Et ensuite, des frappes de drone américaines ont tué l’ancien membre de la garde d’Al-Qaïda, Nasser al-Wuhayshi, au Yémen, et soudain les médias de masse se sont aussi mis à douter du bien-fondé de cette stratégie.
– Christian Science Monitor - Les forces de l’air américaines nous débarrassent d’une série de dirigeants d’Al-Qaïda. Une tactique efficace ?
– Washington Post - Pourquoi les frappes visant à « décapiter » al-Qaeada ont-elles tué des dirigeants terroristes mais pas le mouvement ?
– McClatchy - La mort du chef d’Al-Qaïda relance le débat : Les assassinats ciblés font-ils une différence ?
– Guardian – La mort du leader d’al-Qaida masque la réalité de frappes de drones : Elles n’apportent pas la stabilité.
– New York Times – L’objectif que recherche les Etats-Unis en tuant des terroristes est hors d’atteinte.
– Telegraph - Un drone américain a tué le commandant en second d’Al-Qaïda - mais comme pour l’hydre, couper une tête après l’autre ne fait que renforcer le corps.
On assiste à une prise de conscience admirablement synchronisée du problème. Les Etats-Unis « réussissent » peut-être à tuer tel ou tel dirigeant d’un gang terroriste donné, mais l’ensemble du phénomène ne cesse de croître et d’embellir. C’est le sous-titre du Telegraph qui résume mieux la situation :
« L’Amérique s’est attaquée à un ennemi fort de 5000 hommes. Elle en a tué 10 000. Il n’en reste plus que 20.000 ».
Sauf que Al-Qaïda à ses débuts ne comptait que quelques centaines d’hommes cantonnés à l’Afghanistan et au Pakistan. Une quinzaine d’années plus tard, après que la guerre des États-Unis contre le terrorisme ait fait des centaines de milliers de morts chez des civils sans aucun lien avec al-Qaeda, et des milliers de morts chez les jihadistes, Al-Qaïda et ses rejetons sévissent dans plus d’une douzaine de pays et ont fait des dizaines de milliers d’adeptes. Comme je l’ai écrit :
Le recours systématique des Etasuniens aux moyens militaires montre que, pour eux, la résolution politique des conflits n’est pas une option.

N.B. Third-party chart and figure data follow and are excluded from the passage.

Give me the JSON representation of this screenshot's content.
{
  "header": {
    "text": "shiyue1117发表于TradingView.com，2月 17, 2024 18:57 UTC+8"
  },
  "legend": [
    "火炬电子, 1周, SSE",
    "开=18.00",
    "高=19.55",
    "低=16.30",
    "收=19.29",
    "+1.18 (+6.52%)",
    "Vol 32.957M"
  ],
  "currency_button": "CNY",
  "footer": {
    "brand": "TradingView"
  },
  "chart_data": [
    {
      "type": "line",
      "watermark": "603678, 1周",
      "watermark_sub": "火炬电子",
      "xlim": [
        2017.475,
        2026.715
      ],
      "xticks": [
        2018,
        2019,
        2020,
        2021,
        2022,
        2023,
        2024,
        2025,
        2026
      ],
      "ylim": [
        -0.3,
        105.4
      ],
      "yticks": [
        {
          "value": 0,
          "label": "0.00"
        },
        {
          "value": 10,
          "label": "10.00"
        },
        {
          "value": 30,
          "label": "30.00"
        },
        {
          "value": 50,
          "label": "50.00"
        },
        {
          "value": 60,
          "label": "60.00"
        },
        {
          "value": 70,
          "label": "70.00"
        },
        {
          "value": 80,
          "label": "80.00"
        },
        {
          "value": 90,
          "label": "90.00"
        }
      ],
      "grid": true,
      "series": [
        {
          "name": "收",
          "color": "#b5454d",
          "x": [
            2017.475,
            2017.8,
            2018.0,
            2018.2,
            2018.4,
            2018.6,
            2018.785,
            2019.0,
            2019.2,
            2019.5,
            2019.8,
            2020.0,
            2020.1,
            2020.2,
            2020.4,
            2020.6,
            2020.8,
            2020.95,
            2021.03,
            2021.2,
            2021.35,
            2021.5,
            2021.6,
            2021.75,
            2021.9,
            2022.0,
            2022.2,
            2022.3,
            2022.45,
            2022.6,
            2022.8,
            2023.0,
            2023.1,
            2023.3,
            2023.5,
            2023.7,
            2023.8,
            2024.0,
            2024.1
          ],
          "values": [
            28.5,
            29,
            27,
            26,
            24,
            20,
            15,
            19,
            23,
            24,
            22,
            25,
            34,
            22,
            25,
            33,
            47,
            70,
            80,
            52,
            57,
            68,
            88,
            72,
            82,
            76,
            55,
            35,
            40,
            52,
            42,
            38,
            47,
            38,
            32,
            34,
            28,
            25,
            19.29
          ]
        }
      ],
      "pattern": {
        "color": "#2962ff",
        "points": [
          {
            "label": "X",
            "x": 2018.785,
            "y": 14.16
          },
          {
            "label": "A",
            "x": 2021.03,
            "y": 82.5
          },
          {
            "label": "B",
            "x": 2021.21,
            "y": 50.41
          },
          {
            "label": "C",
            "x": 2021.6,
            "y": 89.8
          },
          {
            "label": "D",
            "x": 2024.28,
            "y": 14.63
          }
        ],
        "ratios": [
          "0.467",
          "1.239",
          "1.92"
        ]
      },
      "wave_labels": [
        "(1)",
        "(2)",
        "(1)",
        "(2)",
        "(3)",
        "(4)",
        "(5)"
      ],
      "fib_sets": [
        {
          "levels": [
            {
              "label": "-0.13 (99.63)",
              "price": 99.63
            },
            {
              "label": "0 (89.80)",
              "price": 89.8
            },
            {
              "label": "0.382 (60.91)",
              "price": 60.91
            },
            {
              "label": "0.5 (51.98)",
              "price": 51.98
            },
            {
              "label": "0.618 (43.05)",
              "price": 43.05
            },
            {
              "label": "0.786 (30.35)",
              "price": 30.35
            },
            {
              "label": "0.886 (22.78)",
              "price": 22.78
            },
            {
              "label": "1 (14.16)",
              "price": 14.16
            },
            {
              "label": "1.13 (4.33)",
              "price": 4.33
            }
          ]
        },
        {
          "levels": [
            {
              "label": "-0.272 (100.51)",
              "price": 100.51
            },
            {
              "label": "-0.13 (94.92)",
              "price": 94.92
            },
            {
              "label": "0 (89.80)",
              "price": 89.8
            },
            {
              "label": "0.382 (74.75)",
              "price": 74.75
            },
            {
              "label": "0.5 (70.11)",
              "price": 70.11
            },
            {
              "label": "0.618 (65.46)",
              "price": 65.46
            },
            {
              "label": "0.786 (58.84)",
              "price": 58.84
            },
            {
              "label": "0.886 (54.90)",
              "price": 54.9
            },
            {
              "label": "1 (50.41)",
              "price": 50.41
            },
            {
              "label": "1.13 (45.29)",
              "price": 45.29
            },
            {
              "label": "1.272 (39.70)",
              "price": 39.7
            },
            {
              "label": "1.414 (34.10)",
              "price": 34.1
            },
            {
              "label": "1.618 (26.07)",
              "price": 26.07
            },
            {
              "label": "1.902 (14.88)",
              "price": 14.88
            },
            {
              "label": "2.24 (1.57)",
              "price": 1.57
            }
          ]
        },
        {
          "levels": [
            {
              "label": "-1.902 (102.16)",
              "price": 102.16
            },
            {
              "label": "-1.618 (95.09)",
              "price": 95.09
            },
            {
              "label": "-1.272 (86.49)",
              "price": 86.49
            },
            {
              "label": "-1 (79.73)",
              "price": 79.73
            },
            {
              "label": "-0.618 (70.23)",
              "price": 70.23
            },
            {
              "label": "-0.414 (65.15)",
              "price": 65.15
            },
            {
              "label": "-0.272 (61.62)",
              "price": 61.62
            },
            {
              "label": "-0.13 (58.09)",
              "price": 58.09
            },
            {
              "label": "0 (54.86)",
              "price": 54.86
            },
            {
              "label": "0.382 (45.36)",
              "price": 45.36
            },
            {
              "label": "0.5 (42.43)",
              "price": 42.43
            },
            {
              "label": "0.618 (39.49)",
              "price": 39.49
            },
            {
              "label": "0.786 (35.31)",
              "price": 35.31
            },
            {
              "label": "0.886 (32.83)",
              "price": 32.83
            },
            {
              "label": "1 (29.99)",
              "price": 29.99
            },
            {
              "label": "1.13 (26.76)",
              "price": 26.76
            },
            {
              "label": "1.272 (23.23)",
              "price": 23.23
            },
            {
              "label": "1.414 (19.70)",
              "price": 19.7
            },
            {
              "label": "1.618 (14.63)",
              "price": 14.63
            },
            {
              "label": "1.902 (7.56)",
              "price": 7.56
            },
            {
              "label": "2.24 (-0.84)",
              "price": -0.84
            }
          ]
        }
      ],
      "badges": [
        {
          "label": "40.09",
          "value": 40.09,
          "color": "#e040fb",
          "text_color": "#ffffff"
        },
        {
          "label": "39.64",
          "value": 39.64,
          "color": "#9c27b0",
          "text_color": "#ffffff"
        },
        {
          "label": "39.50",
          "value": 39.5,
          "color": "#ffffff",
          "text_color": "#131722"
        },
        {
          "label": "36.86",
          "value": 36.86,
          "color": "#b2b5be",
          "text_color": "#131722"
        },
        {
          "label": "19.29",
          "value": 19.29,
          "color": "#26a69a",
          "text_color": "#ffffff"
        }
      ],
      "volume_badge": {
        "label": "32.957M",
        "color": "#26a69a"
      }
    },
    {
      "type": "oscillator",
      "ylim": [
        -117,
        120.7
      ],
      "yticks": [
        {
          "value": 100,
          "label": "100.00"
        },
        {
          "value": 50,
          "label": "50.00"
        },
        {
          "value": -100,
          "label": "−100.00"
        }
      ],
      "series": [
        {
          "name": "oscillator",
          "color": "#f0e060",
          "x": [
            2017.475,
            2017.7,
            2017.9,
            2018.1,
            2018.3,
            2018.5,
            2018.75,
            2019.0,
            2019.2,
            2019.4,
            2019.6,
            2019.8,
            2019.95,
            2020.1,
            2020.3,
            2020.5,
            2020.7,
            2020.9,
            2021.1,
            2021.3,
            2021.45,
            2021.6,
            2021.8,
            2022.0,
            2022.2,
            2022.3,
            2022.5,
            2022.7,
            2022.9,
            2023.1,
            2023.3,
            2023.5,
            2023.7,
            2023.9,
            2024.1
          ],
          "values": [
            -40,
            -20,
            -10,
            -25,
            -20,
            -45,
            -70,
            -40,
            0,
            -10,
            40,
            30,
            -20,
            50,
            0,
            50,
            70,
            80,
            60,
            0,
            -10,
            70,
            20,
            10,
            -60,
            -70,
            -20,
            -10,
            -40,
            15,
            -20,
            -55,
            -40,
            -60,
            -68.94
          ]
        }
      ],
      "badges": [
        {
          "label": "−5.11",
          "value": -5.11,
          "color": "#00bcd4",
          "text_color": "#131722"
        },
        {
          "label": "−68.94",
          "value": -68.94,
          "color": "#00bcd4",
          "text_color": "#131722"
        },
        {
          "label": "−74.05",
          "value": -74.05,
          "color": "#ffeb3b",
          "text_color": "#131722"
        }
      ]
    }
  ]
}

Pourtant, aucun des articles mentionnés ci-dessous ne propose la moindre solution au problème.
Alors voilà mes suggestions :
– Arrêter les frappes de drones et apparentés, puisqu’il est évident qu’elles fabriquent toujours plus de terroristes.
– Arrêter d’utiliser des extrémistes, comme les djihadistes et les néo-nazis, comme outil politique pour lutter contre tel ou tel dirigeant gênant.
– Restreindre les ressources dont ces groupes ont besoin pour grandir. Cela nécessitera de faire pression sur les dictateurs saoudiens et qataris, en allant peut-être jusqu’à menacer l’existence de leurs régimes, pour qu’ils cessent de financer la diffusion de leur version radicale de l’islam et qu’ils interdisent le financement « privé » de ces groupes par des ressortissants de leurs pays.
Il est peu probable pour l’instant que de telles mesures soient prises. Mais il a fallu des années pour que les médias s’aperçoivent que les frappes de drones ne servaient à rien. Dans quelques années, les premiers pas vers la solution du problème leur apparaîtront peut-être dans toute leur évidence.
Hélas, d’ici là, la guerre contre le terrorisme aura fait beaucoup d’autres victimes.